The treatment Mr Freed received was irreproachable. As was the manner in which the team treated us during the long hours of waiting. Cynics would undoubtedly claim that Mr Tanuri’s presence is what caused the hospital staff to treat us with so much care and sensitivity. However, in this case, I am unable to agree with them. As far as I could tell, the attending physician, Dr Eitan, is not the sort of person who needs special reasons to show sensitivity to his patients. He is a young man — almost our age — whose professional honesty and ability to infuse his surroundings with his humanistic spirit are remarkable and inspire me with hope that — perhaps — we have been blessed with a new generation of doctors.

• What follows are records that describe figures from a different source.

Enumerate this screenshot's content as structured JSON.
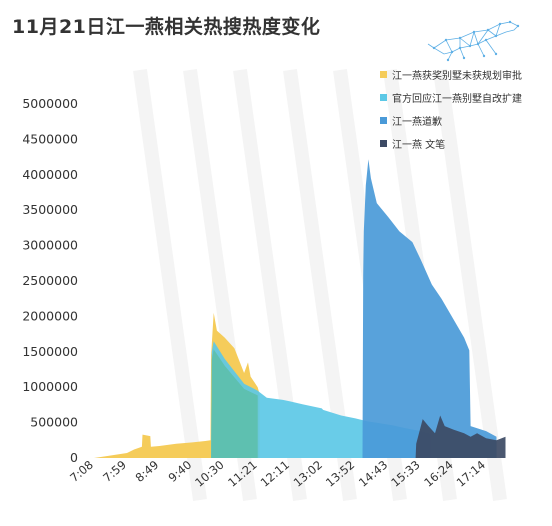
{
  "title": "11月21日江一燕相关热搜热度变化",
  "logo_icon": "leopard-network-icon",
  "colors": {
    "series1": "#f5cc5a",
    "series2": "#5cc8e6",
    "series3": "#4a9ad8",
    "series4": "#3c4a64",
    "overlap_teal": "#5ec0b0"
  },
  "chart_data": {
    "type": "area",
    "title": "11月21日江一燕相关热搜热度变化",
    "xlabel": "",
    "ylabel": "",
    "ylim": [
      0,
      5000000
    ],
    "xlim": [
      "7:08",
      "17:54"
    ],
    "grid": false,
    "legend_position": "top-right",
    "y_ticks": [
      "5000000",
      "4500000",
      "4000000",
      "3500000",
      "3000000",
      "2500000",
      "2000000",
      "1500000",
      "1000000",
      "500000",
      "0"
    ],
    "y_tick_values": [
      5000000,
      4500000,
      4000000,
      3500000,
      3000000,
      2500000,
      2000000,
      1500000,
      1000000,
      500000,
      0
    ],
    "x_ticks": [
      "7:08",
      "7:59",
      "8:49",
      "9:40",
      "10:30",
      "11:21",
      "12:11",
      "13:02",
      "13:52",
      "14:43",
      "15:33",
      "16:24",
      "17:14"
    ],
    "series": [
      {
        "name": "江一燕获奖别墅未获规划审批",
        "color": "#f5cc5a",
        "points": [
          [
            "7:08",
            0
          ],
          [
            "7:30",
            30000
          ],
          [
            "7:59",
            70000
          ],
          [
            "8:10",
            120000
          ],
          [
            "8:22",
            160000
          ],
          [
            "8:23",
            330000
          ],
          [
            "8:35",
            310000
          ],
          [
            "8:36",
            160000
          ],
          [
            "8:49",
            170000
          ],
          [
            "9:15",
            200000
          ],
          [
            "9:40",
            220000
          ],
          [
            "10:00",
            240000
          ],
          [
            "10:08",
            250000
          ],
          [
            "10:09",
            1450000
          ],
          [
            "10:13",
            2050000
          ],
          [
            "10:18",
            1800000
          ],
          [
            "10:30",
            1700000
          ],
          [
            "10:45",
            1550000
          ],
          [
            "11:00",
            1200000
          ],
          [
            "11:06",
            1350000
          ],
          [
            "11:10",
            1150000
          ],
          [
            "11:21",
            1000000
          ],
          [
            "11:24",
            900000
          ]
        ]
      },
      {
        "name": "官方回应江一燕别墅自改扩建",
        "color": "#5cc8e6",
        "points": [
          [
            "10:09",
            0
          ],
          [
            "10:10",
            1500000
          ],
          [
            "10:13",
            1650000
          ],
          [
            "10:30",
            1400000
          ],
          [
            "11:00",
            1050000
          ],
          [
            "11:21",
            950000
          ],
          [
            "11:35",
            850000
          ],
          [
            "12:00",
            820000
          ],
          [
            "12:11",
            800000
          ],
          [
            "12:30",
            760000
          ],
          [
            "13:00",
            700000
          ],
          [
            "13:02",
            680000
          ],
          [
            "13:30",
            600000
          ],
          [
            "13:52",
            560000
          ],
          [
            "14:10",
            520000
          ],
          [
            "14:30",
            490000
          ],
          [
            "14:50",
            460000
          ],
          [
            "15:10",
            420000
          ],
          [
            "15:33",
            380000
          ],
          [
            "15:48",
            340000
          ]
        ]
      },
      {
        "name": "江一燕道歉",
        "color": "#4a9ad8",
        "points": [
          [
            "13:52",
            0
          ],
          [
            "14:03",
            0
          ],
          [
            "14:04",
            2600000
          ],
          [
            "14:05",
            3200000
          ],
          [
            "14:08",
            3850000
          ],
          [
            "14:12",
            4220000
          ],
          [
            "14:16",
            3950000
          ],
          [
            "14:25",
            3600000
          ],
          [
            "14:43",
            3400000
          ],
          [
            "15:00",
            3200000
          ],
          [
            "15:20",
            3050000
          ],
          [
            "15:33",
            2800000
          ],
          [
            "15:50",
            2450000
          ],
          [
            "16:05",
            2250000
          ],
          [
            "16:24",
            1950000
          ],
          [
            "16:40",
            1700000
          ],
          [
            "16:48",
            1520000
          ],
          [
            "16:50",
            450000
          ],
          [
            "17:14",
            380000
          ],
          [
            "17:30",
            300000
          ]
        ]
      },
      {
        "name": "江一燕 文笔",
        "color": "#3c4a64",
        "points": [
          [
            "15:25",
            0
          ],
          [
            "15:26",
            200000
          ],
          [
            "15:36",
            550000
          ],
          [
            "15:45",
            450000
          ],
          [
            "15:55",
            350000
          ],
          [
            "16:03",
            600000
          ],
          [
            "16:10",
            450000
          ],
          [
            "16:24",
            400000
          ],
          [
            "16:40",
            350000
          ],
          [
            "16:50",
            300000
          ],
          [
            "17:00",
            350000
          ],
          [
            "17:14",
            280000
          ],
          [
            "17:30",
            250000
          ],
          [
            "17:44",
            300000
          ]
        ]
      }
    ]
  }
}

After an eighteen-hour struggle, Dr Eitan came out of the operating room and told us and Mr Freed’s parents that his life was no longer in danger, but there was no way of knowing when he would regain consciousness. The strong blow had caused a serious brain haemorrhage, he explained, and in such cases it can be difficult to predict when consciousness will return. It can take a week, it can take two years, and perhaps — and we must be prepared for this — it might never return at all.

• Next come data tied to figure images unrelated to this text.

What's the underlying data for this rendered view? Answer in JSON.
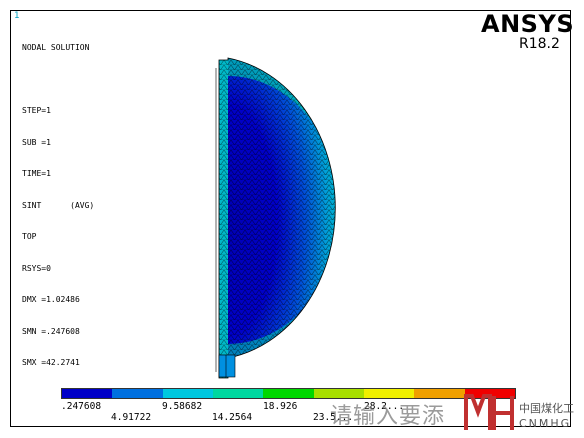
{
  "window_number": "1",
  "info_lines": [
    "NODAL SOLUTION",
    "",
    "STEP=1",
    "SUB =1",
    "TIME=1",
    "SINT      (AVG)",
    "TOP",
    "RSYS=0",
    "DMX =1.02486",
    "SMN =.247608",
    "SMX =42.2741"
  ],
  "brand": {
    "logo": "ANSYS",
    "version": "R18.2"
  },
  "legend": {
    "colors": [
      "#0000c8",
      "#0070e0",
      "#00c8e0",
      "#00d8a0",
      "#00d800",
      "#a8e000",
      "#f0f000",
      "#f0a000",
      "#f00000"
    ],
    "labels_top": [
      ".247608",
      "9.58682",
      "18.926",
      "28.2..."
    ],
    "labels_bottom": [
      "4.91722",
      "14.2564",
      "23.5..."
    ]
  },
  "watermark": {
    "text": "请输入要添",
    "company_cn": "中国煤化工",
    "company_en": "CNMHG"
  }
}
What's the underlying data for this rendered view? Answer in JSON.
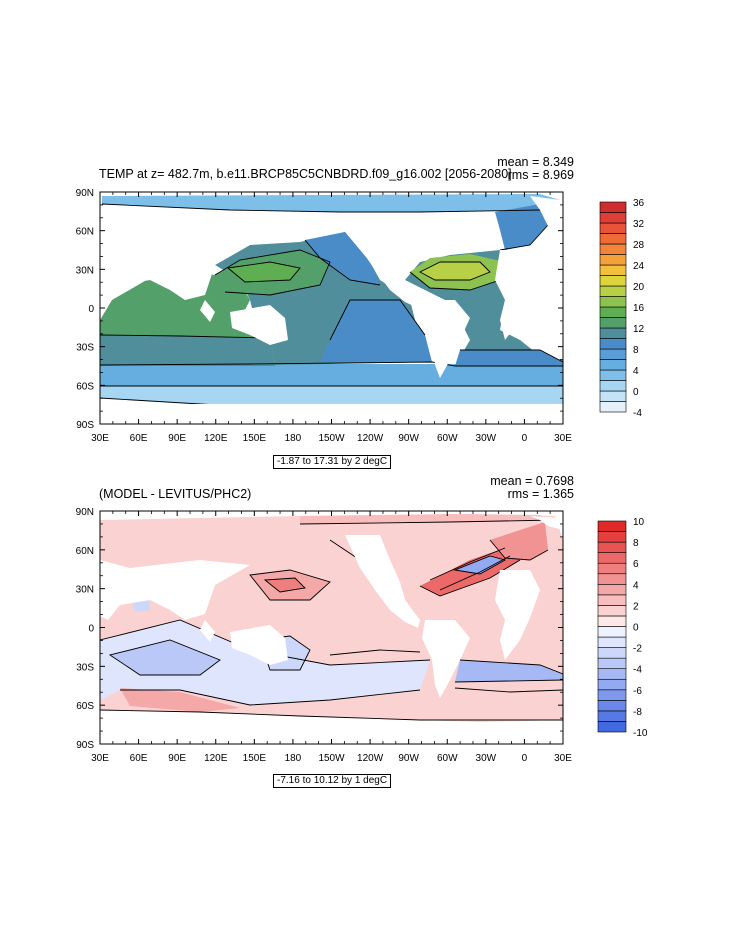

The fact that your friend is relatively young works in his favour, he said, put a warm hand on my shoulder and promised to personally monitor the course of treatment. Be with him, he said. I have no scientific proof, but I believe it’s important.
We set up a schedule for shifts so that at any given moment, at least one of us would be sitting beside Yuval and talking to him.
*
Two weeks later, the indictment in the case of the State v. Kfir Kliger was issued. After reading the results of the psychiatric examination, Judge Yeshayhu Navi was forced to rule that Mr Kliger was not mentally competent to stand trial and should be sent forthwith to an appropriate institution. It turns out that Kliger was known to the mental health authorities as a victim of severe post-traumatic stress syndrome. He had served as a military policeman for two years during the first Intifada, and towards the end of his stint, as a result of an event that occurred during a search of the maternity hospital in Nablus carried out by his unit, had suffered shell shock. He was discharged due to the poor state of his mental health and began intensive treatment that combined psychiatric drugs and sessions with a psychologist. Documents submitted to the judge indicated that on the day of the event, Mr Kliger had slipped out of the closed ward of the psychiatric hospital, where he had been committed by his family out of fear that he might harm himself. When he came out of the hospital, a fellow soldier from his unit gave him his private vehicle, in which he had forgotten, purely by accident, his army club. Apparently, Mr Kliger’s friend gave him the car so he could meet with a girl he’d been hiding his condition from. The date with the girl had been set for one-thirty in the afternoon, and at one twenty-five, as he was waiting at the traffic signal, Mr Freed’s vehicle hit him from behind.